When employees are asked to feed their personal information into a system they themselves do not benefit from, not only do they have no personal motivation to do so – they actually have a good reason to actively avoid doing it. This is because they can’t know or see where that information is going, and can therefore only assume that information will eventually be used against them.

But even if employees undergo tutorials and explanations about the system, and know that the information it gathers won’t be used to tighten the rope around them, as long as they don’t actively benefit from it, their motivation for keeping the system updated will erode very quickly.

So are AI-driven HR platforms doomed to fail?

Far from it. They just need to stop thinking about the workforce as data points that need to be gathered, and to start thinking about employees as their most important users.

Data for All

When an employee feeds her personal information into a sprawling, data-driven system, that system then provides meaningful, important insights to decision makers within the company about her place in the organization. But while those insights are highly relevant to managers and executives, the person they hold the most value for is the employee herself.

If employees are seen by the company as partners and collaborators, rather than resources, they stand to benefit the most from the data they help provide the system with.

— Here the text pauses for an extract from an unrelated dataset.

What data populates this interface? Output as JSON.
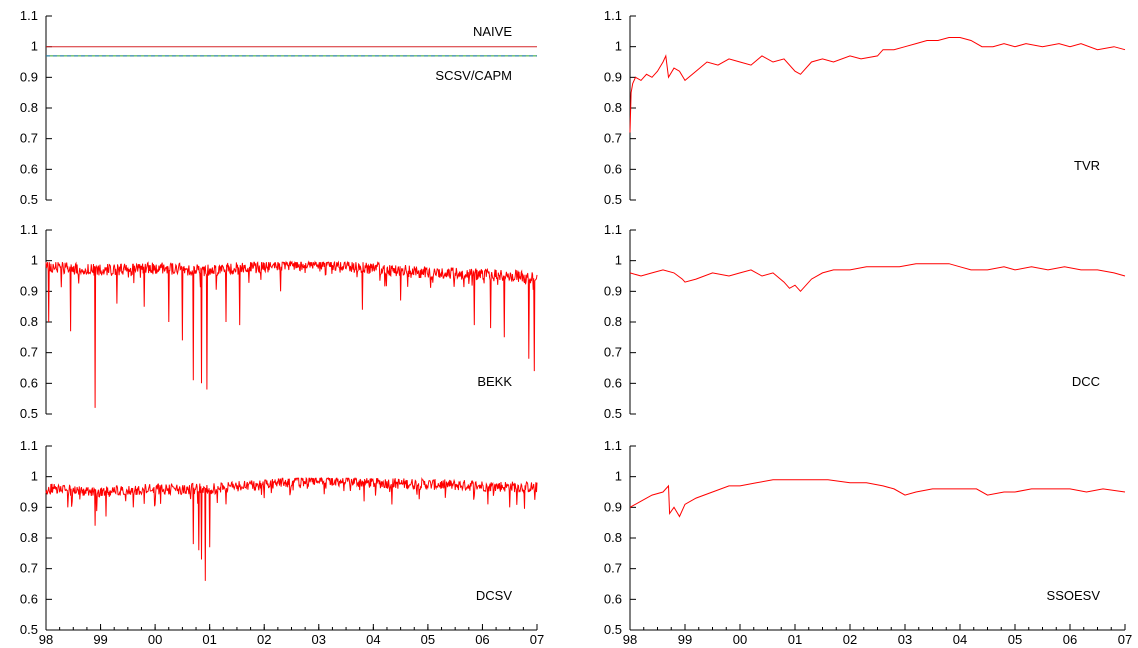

Companies that realize this have a huge advantage not only in boosting their workforce’s engagement, but also in their ability to harvest better data about themselves over time.

In a world where data is king, companies that have more of it, and in higher quality, as well as the ability to share its prizes with their employees, have a distinct advantage over the competition.

People First

As automation and the digital revolution continue to take hold of businesses, it’s easy to forget that the most important resource companies have are their people. Every new platform, technology and methodology that organizations choose to adopt should keep people the top priority – and data science is no exception.

If your AI relies on your employees but doesn’t serve them, you should be asking yourself how you can change that.